Renal Impairment: Increased exposure to crizotinib occurred in patients with pre-existing severe renal impairment (CLcr less than 30 mL/min calculated using the modified Cockcroft-Gault equation for adult patients and the Schwartz equation for pediatric patients) not requiring dialysis, therefore reduce dosage of XALKORI in these patients [see Dosage Modification for Severe Renal Impairment under Dosage & Administration and Pharmacology: Pharmacokinetics under Actions]. No dose adjustment is recommended in patients with mild to moderate renal impairment (CLcr 30 to 89 mL/min).
Use in Children: The safety and effectiveness of XALKORI in pediatric patients have not been established.

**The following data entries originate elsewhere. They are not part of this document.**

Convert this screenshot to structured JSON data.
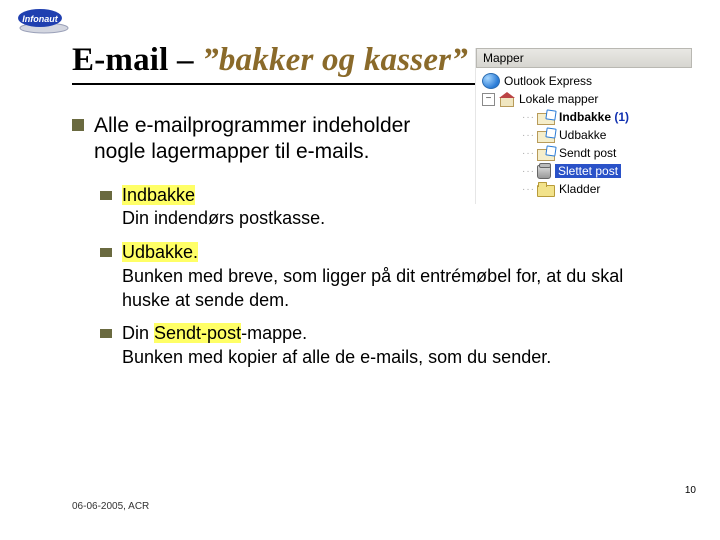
{
  "logo_text": "Infonaut",
  "title": {
    "plain": "E-mail – ",
    "italic": "”bakker og kasser”"
  },
  "intro": "Alle e-mailprogrammer indeholder nogle lagermapper til  e-mails.",
  "items": [
    {
      "head": "Indbakke",
      "rest": "Din indendørs postkasse."
    },
    {
      "head": "Udbakke.",
      "rest": "Bunken med breve, som ligger på dit entrémøbel for, at du skal huske at sende dem."
    },
    {
      "head": "",
      "rest_pre": "Din ",
      "rest_hl": "Sendt-post",
      "rest_post": "-mappe.\nBunken med kopier af alle de e-mails, som du sender."
    }
  ],
  "tree": {
    "header": "Mapper",
    "root": "Outlook Express",
    "local": "Lokale mapper",
    "inbox": "Indbakke",
    "inbox_count": "(1)",
    "outbox": "Udbakke",
    "sent": "Sendt post",
    "deleted": "Slettet post",
    "drafts": "Kladder"
  },
  "footer": "06-06-2005, ACR",
  "pageno": "10"
}
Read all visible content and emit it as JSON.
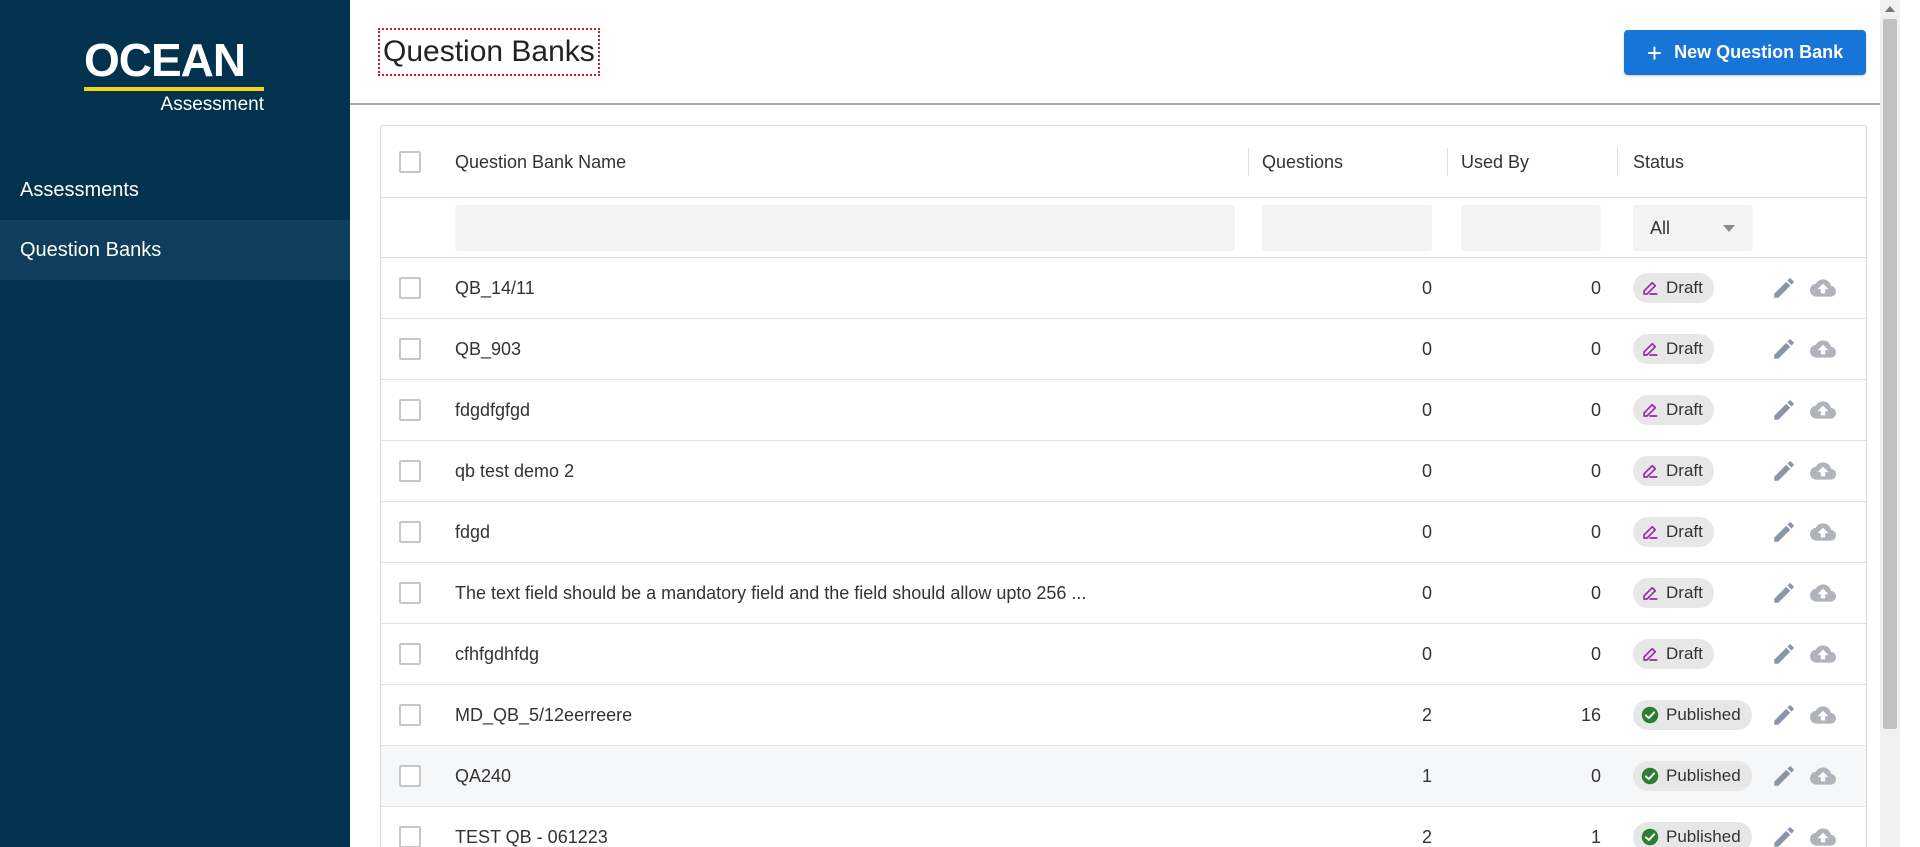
{
  "app": {
    "logo_main": "OCEAN",
    "logo_sub": "Assessment",
    "accent_color": "#f2d21a",
    "sidebar_color": "#03324e",
    "primary_color": "#1675d6"
  },
  "sidebar": {
    "items": [
      {
        "label": "Assessments",
        "active": false
      },
      {
        "label": "Question Banks",
        "active": true
      }
    ]
  },
  "header": {
    "title": "Question Banks",
    "new_button_label": "New Question Bank",
    "new_button_icon": "plus-icon"
  },
  "table": {
    "columns": {
      "name": "Question Bank Name",
      "questions": "Questions",
      "used_by": "Used By",
      "status": "Status"
    },
    "filters": {
      "name": "",
      "questions": "",
      "used_by": "",
      "status": "All"
    },
    "rows": [
      {
        "name": "QB_14/11",
        "questions": "0",
        "used_by": "0",
        "status": "Draft"
      },
      {
        "name": "QB_903",
        "questions": "0",
        "used_by": "0",
        "status": "Draft"
      },
      {
        "name": "fdgdfgfgd",
        "questions": "0",
        "used_by": "0",
        "status": "Draft"
      },
      {
        "name": "qb test demo 2",
        "questions": "0",
        "used_by": "0",
        "status": "Draft"
      },
      {
        "name": "fdgd",
        "questions": "0",
        "used_by": "0",
        "status": "Draft"
      },
      {
        "name": "The text field should be a mandatory field and the field should allow upto 256 ...",
        "questions": "0",
        "used_by": "0",
        "status": "Draft"
      },
      {
        "name": "cfhfgdhfdg",
        "questions": "0",
        "used_by": "0",
        "status": "Draft"
      },
      {
        "name": "MD_QB_5/12eerreere",
        "questions": "2",
        "used_by": "16",
        "status": "Published"
      },
      {
        "name": "QA240",
        "questions": "1",
        "used_by": "0",
        "status": "Published"
      },
      {
        "name": "TEST QB - 061223",
        "questions": "2",
        "used_by": "1",
        "status": "Published"
      }
    ],
    "status_colors": {
      "Draft": "#9c27b0",
      "Published": "#2e7d32"
    },
    "row_actions": [
      "edit-pencil-icon",
      "upload-cloud-icon"
    ]
  }
}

Juvenile Animal Toxicity Data: Decreased bone formation in growing long bones was observed in immature rats at 150 mg/kg/day following once daily dosing for 28 days (approximately 5.4 times the recommended human dose based on AUC). Other toxicities of potential concern to pediatric patients have not been evaluated in juvenile animals.
Use in Elderly: Of the total number of patients with ALK-positive metastatic NSCLC in clinical studies of XALKORI (n=1669), 16% were 65 years or older and 3.8% were 75 years or older. No overall differences in safety or effectiveness were observed between these patients and younger patients.
Clinical studies of XALKORI in patients with ROS1 positive metastatic NSCLC did not include sufficient numbers of patients age 65 years and older to determine whether they respond differently from younger patients.